Von Reinhard Kriechbaum
Eine Reihe von Büchern sind auf diese Weise entstanden, feuilletonistische Werke von Gauß, die Kurt Kaindl bebildert hat, aber auch Fotobände, zu denen der Schriftsteller journalistische Apercus geliefert hat. "Reisen im Niemandsland", vor zwei Jahren im Verlag Galerie Fotohof/Otto Müller erschienen, ist eine dieser Dokumentationen.
Wie sieht das "Niemandlsland" heute aus, das sich einst entlang des Eisernen Vorhangs von der Ostsee bis an die Adria hinzog? Kurt Kaindl hat also die über Jahrzehnte so gut wie unüberwindliche Grenze zwischen Kapitalismus und realem Sozialismus abgesucht mit der Schwarzweiß-Kamera: Aus beiden politischen Perspektiven war die Linie zwischen der Halbinsel Priwall bei Travemünde bis nach Görz/Gorizia und noch ein kleines Stück weiter ins Bergland hinter Triest so etwas wie das Ende der Welt. Allzu nahe dran siedelte niemand freiwillig.
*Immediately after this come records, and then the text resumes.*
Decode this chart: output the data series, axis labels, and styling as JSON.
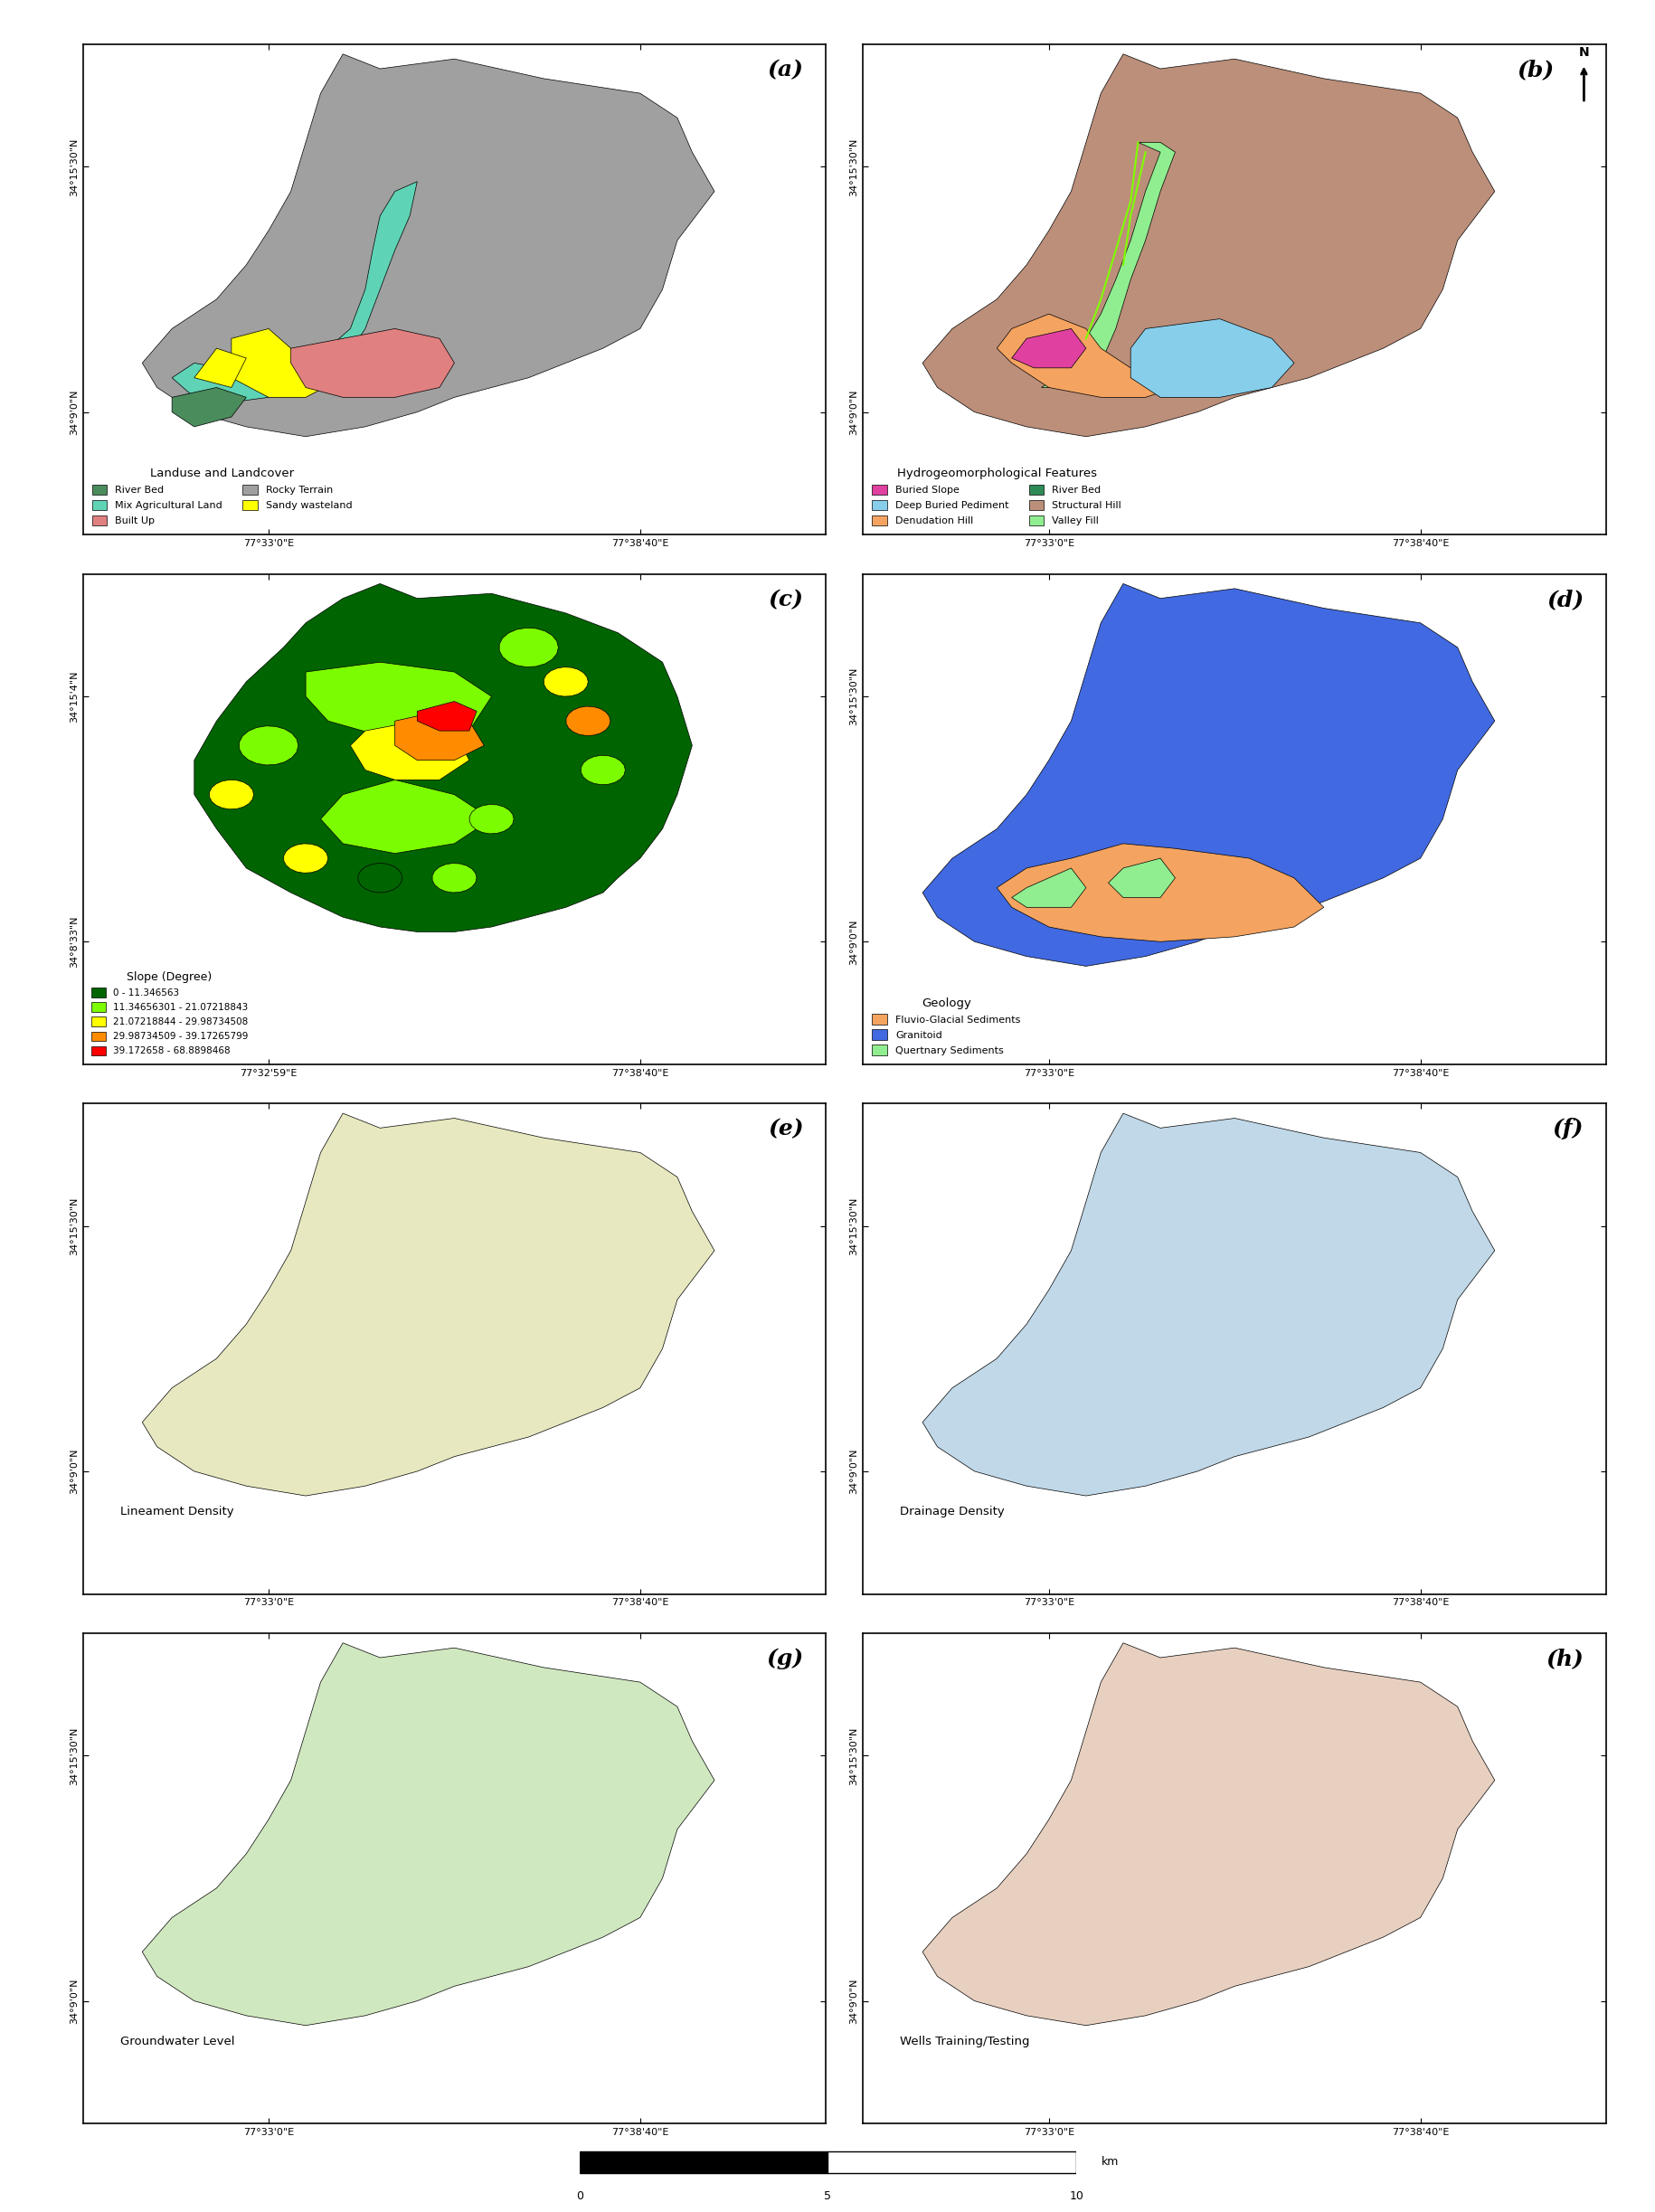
{
  "panels": [
    "(a)",
    "(b)",
    "(c)",
    "(d)",
    "(e)",
    "(f)",
    "(g)",
    "(h)"
  ],
  "figure_bg": "#ffffff",
  "panel_bg": "#ffffff",
  "border_color": "#000000",
  "panel_a": {
    "label": "(a)",
    "title": "Landuse and Landcover",
    "x_ticks": [
      "77°33'0\"E",
      "77°38'40\"E"
    ],
    "y_ticks": [
      "34°9'0\"N",
      "34°15'30\"N"
    ],
    "legend_title": "Landuse and Landcover",
    "legend_items": [
      {
        "label": "River Bed",
        "color": "#4a8c5c"
      },
      {
        "label": "Mix Agricultural Land",
        "color": "#5fd3b5"
      },
      {
        "label": "Built Up",
        "color": "#e08080"
      },
      {
        "label": "Rocky Terrain",
        "color": "#a0a0a0"
      },
      {
        "label": "Sandy wasteland",
        "color": "#ffff00"
      }
    ],
    "map_colors": {
      "background": "#a0a0a0",
      "river": "#5fd3b5",
      "built_up": "#e08080",
      "sandy": "#ffff00",
      "river_bed": "#4a8c5c"
    }
  },
  "panel_b": {
    "label": "(b)",
    "title": "Hydrogeomorphological Features",
    "x_ticks": [
      "77°33'0\"E",
      "77°38'40\"E"
    ],
    "y_ticks": [
      "34°9'0\"N",
      "34°15'30\"N"
    ],
    "legend_title": "Hydrogeomorphological Features",
    "legend_items": [
      {
        "label": "Buried Slope",
        "color": "#e040a0"
      },
      {
        "label": "Deep Buried Pediment",
        "color": "#87ceeb"
      },
      {
        "label": "Denudation Hill",
        "color": "#f4a460"
      },
      {
        "label": "River Bed",
        "color": "#2e8b57"
      },
      {
        "label": "Structural Hill",
        "color": "#bc8f7a"
      },
      {
        "label": "Valley Fill",
        "color": "#90ee90"
      }
    ],
    "map_colors": {
      "background": "#bc8f7a",
      "valley_fill": "#90ee90",
      "denudation": "#f4a460",
      "deep_buried": "#87ceeb",
      "buried_slope": "#e040a0"
    }
  },
  "panel_c": {
    "label": "(c)",
    "title": "Slope (Degree)",
    "x_ticks": [
      "77°32'59\"E",
      "77°38'40\"E"
    ],
    "y_ticks": [
      "34°8'33\"N",
      "34°15'4\"N"
    ],
    "legend_title": "Slope (Degree)",
    "legend_items": [
      {
        "label": "0 - 11.346563",
        "color": "#006400"
      },
      {
        "label": "11.34656301 - 21.07218843",
        "color": "#7cfc00"
      },
      {
        "label": "21.07218844 - 29.98734508",
        "color": "#ffff00"
      },
      {
        "label": "29.98734509 - 39.17265799",
        "color": "#ff8c00"
      },
      {
        "label": "39.172658 - 68.8898468",
        "color": "#ff0000"
      }
    ]
  },
  "panel_d": {
    "label": "(d)",
    "title": "Geology",
    "x_ticks": [
      "77°33'0\"E",
      "77°38'40\"E"
    ],
    "y_ticks": [
      "34°9'0\"N",
      "34°15'30\"N"
    ],
    "legend_title": "Geology",
    "legend_items": [
      {
        "label": "Fluvio-Glacial Sediments",
        "color": "#f4a460"
      },
      {
        "label": "Granitoid",
        "color": "#4169e1"
      },
      {
        "label": "Quertnary Sediments",
        "color": "#90ee90"
      }
    ],
    "map_colors": {
      "granitoid": "#4169e1",
      "fluvio": "#f4a460",
      "quarternary": "#90ee90"
    }
  },
  "scale_bar": {
    "label": "km",
    "ticks": [
      0,
      5,
      10
    ]
  },
  "north_arrow_pos": "top_right"
}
Nun zeigt die Galerie Eboran 27 Aufnahmen Kaindls. Dürftig wirkt manches nach wie vor. Und Hand aufs Herz: So sehr nach ehemaligem Ostblock wie im Marchfeld sieht es in Österreich nach wie vor nirgendwo aus. Menschen kommen ins Bild, Gastwirte und junge Leute (sie wirken natürlich "mitteleuropäisch", weil sich die Jugend in ihren Outfits modernistisch-international orientiert).
Da und dort sind ein Stück Drahtverhau, ein paar Meter Mauer erhalten geblieben und sorgsam restauriert worden - Mahn- und Gedenkmale von im Wortsinn einschneidenden politischen Maßnahmen. Das hat nach zwanzig Jahren, mit ordentlich drapierten Panzersperren, schon Museumswert. "Nie wieder christliche Union" haben heutige Schmierfinke auf die Blechtür eines ehemaligen Grenzwachturms nahe der Ostseeküste geschmiert. Ein Künstler hat eine durchlöcherte Blechplatte, Relikt der Schießübungen von Grenzsoldaten, gesichert und macht was draus, was unser Gedächtnis wach halten soll. In Görz sind Jogger unterwegs, und sie denken wahrscheinlich mehr ans Kalorien-Abbauen als daran, dass der Ort mit den drei Namen Görz, Gorizia und Nova Goricia für ein logisches Miteinander unterschiedlicher Ethnien steht. Österreicher und Slowenen verbindet auf dem Mur-Wasserweg der Fährmann Ploj Vinko. Letztlich sind es ja die Menschen, die Grenzenobsolet werden lassen. Und das ist bei aller Schwarzweiß-Tristesse eine zaghaft-positive Botschaft.